As I recall, water parsley is deadly poisonous and hemlock is also one
of the family. Don't try this at home. I wonder if our distant
ancestors had to treat parsnips to detoxify them and gradually bred
the poisons out. Perhaps they were used for "medicinal" properties
before they became ordinary vegetables. But then all sorts of foods
are poisonous if we eat enough, don't prepare them properly or are
unlucky enough to be susceptible. Some beans are well known for
containing arsenic and even potatoes are poisonous if we eat an
unfeasibly large amount. Others may know more.


I have some books on the topic, and if I spend any longer working on
*that* document I'll be quite, quite mad...

**NOTE: READ AT YOUR OWN RISK. I AM NOT ADVISING ANYONE TO TRY ANY OF
THIS. ANY PLANT CAN BE HARMFUL WHEN INGESTED. Some EXTREMELY POISONOUS
plants (such as Fool's Parsley) can be easily confused with the
following interesting plants**

Launert (Edible and Medicinal Plants of Britain and Northern Europe)
declares Wild Parsnip to be edible: the root (best collected in late
autumn or winter[1], when it's at its sweetest) should be blanched in
boiling salted water to remove its 'sharp flavour', as should the older
leaves. Young leaves and shoots can be added to soups, roots treated as
carrots (after blanching).

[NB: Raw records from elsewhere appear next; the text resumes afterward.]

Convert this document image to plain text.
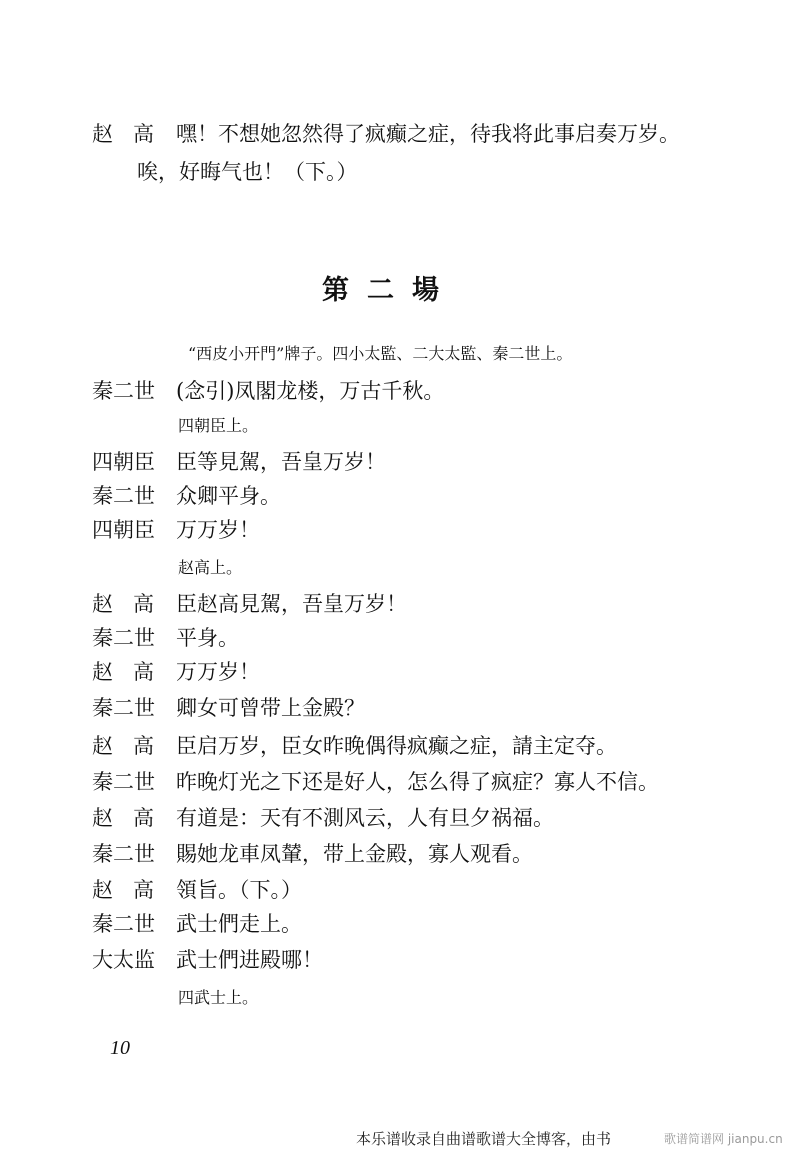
赵 高 嘿！不想她忽然得了疯癫之症，待我将此事启奏万岁。
唉，好晦气也！（下。）
第二場
“西皮小开門”牌子。四小太監、二大太監、秦二世上。
秦二世 (念引)凤閣龙楼，万古千秋。
四朝臣上。
四朝臣 臣等見駕，吾皇万岁！
秦二世 众卿平身。
四朝臣 万万岁！
赵高上。
赵 高 臣赵高見駕，吾皇万岁！
秦二世 平身。
赵 高 万万岁！
秦二世 卿女可曾带上金殿？
赵 高 臣启万岁，臣女昨晚偶得疯癫之症，請主定夺。
秦二世 昨晚灯光之下还是好人，怎么得了疯症？寡人不信。
赵 高 有道是：天有不測风云，人有旦夕祸福。
秦二世 賜她龙車凤輦，带上金殿，寡人观看。
赵 高 領旨。（下。）
秦二世 武士們走上。
大太监 武士們进殿哪！
四武士上。
10
本乐谱收录自曲谱歌谱大全博客，由书	歌谱简谱网 jianpu.cn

Both he and de Rougemont (Crops of Britain
and Europe) place Wild Parsnip in the same Genus and spp as cultivated,
although apparently some people put Wild Parsnip in a separate
subspecies. DR says Parsnip has been cultivated since Roman times, but
'superior forms' probably developed after the Middle Ages.

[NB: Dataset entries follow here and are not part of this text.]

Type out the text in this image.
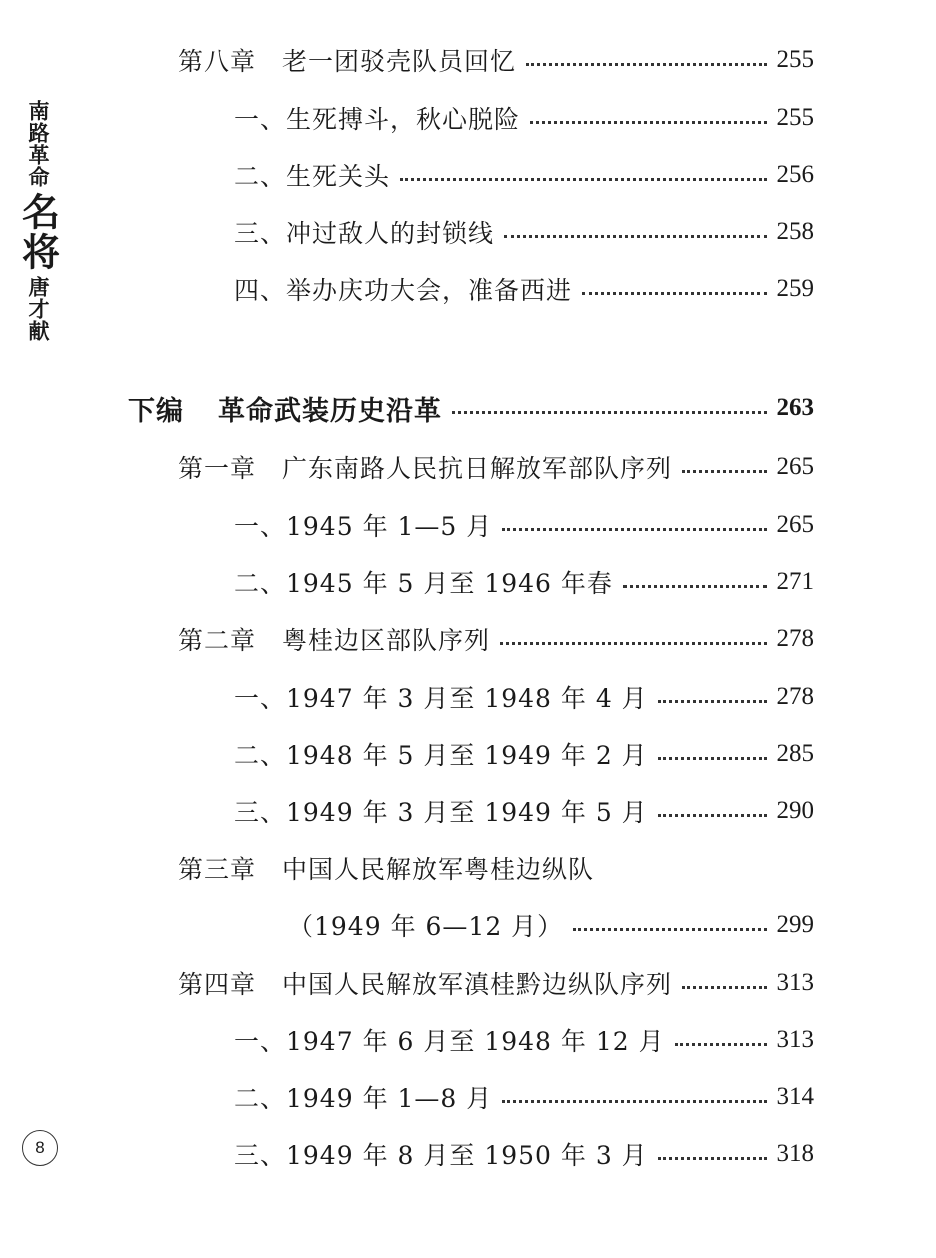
南路革命
名将
唐才献
8
第八章 老一团驳壳队员回忆	255
一、生死搏斗，秋心脱险	255
二、生死关头	256
三、冲过敌人的封锁线	258
四、举办庆功大会，准备西进	259
下编 革命武装历史沿革	263
第一章 广东南路人民抗日解放军部队序列	265
一、1945 年 1—5 月	265
二、1945 年 5 月至 1946 年春	271
第二章 粤桂边区部队序列	278
一、1947 年 3 月至 1948 年 4 月	278
二、1948 年 5 月至 1949 年 2 月	285
三、1949 年 3 月至 1949 年 5 月	290
第三章 中国人民解放军粤桂边纵队
（1949 年 6—12 月）	299
第四章 中国人民解放军滇桂黔边纵队序列	313
一、1947 年 6 月至 1948 年 12 月	313
二、1949 年 1—8 月	314
三、1949 年 8 月至 1950 年 3 月	318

Interestingly, Launert gives only medicinal uses for Wild Carrot (juice
of the root for nervous or physical exhaustion, dropsy and internal
inflammation; must be taken for long periods), freshly grated roots good
against worms in children, dried powdered root to treat diarrhoea in
babi... excuse me a moment: READ THE NOTE AT THE TOP AGAIN! I have in
fact nibbled on roots of wild carrot without ill effect, but not much
pleasure either. I should try some wild parsnip sometime, but I'd want
to mark the plants in high summer to avoid confusion with the really
nasty relatives.

regards
sarah



[1] Makes sense. Winter/early spring is when people were hungriest, too.


--
Think of it as evolution in action.

  #77 (permalink)   Report Post  
Old 20-12-2005, 05:52 PM posted to rec.food.cooking,uk.food+drink.misc
sarah
 
Posts: n/a
Default Allotment films was Venison

The Reid wrote:

Following up to The Reid

"carry on up the allotment" would have worked.


or "Dig for Victory"


You *have* been daydreaming, haven't you? :-)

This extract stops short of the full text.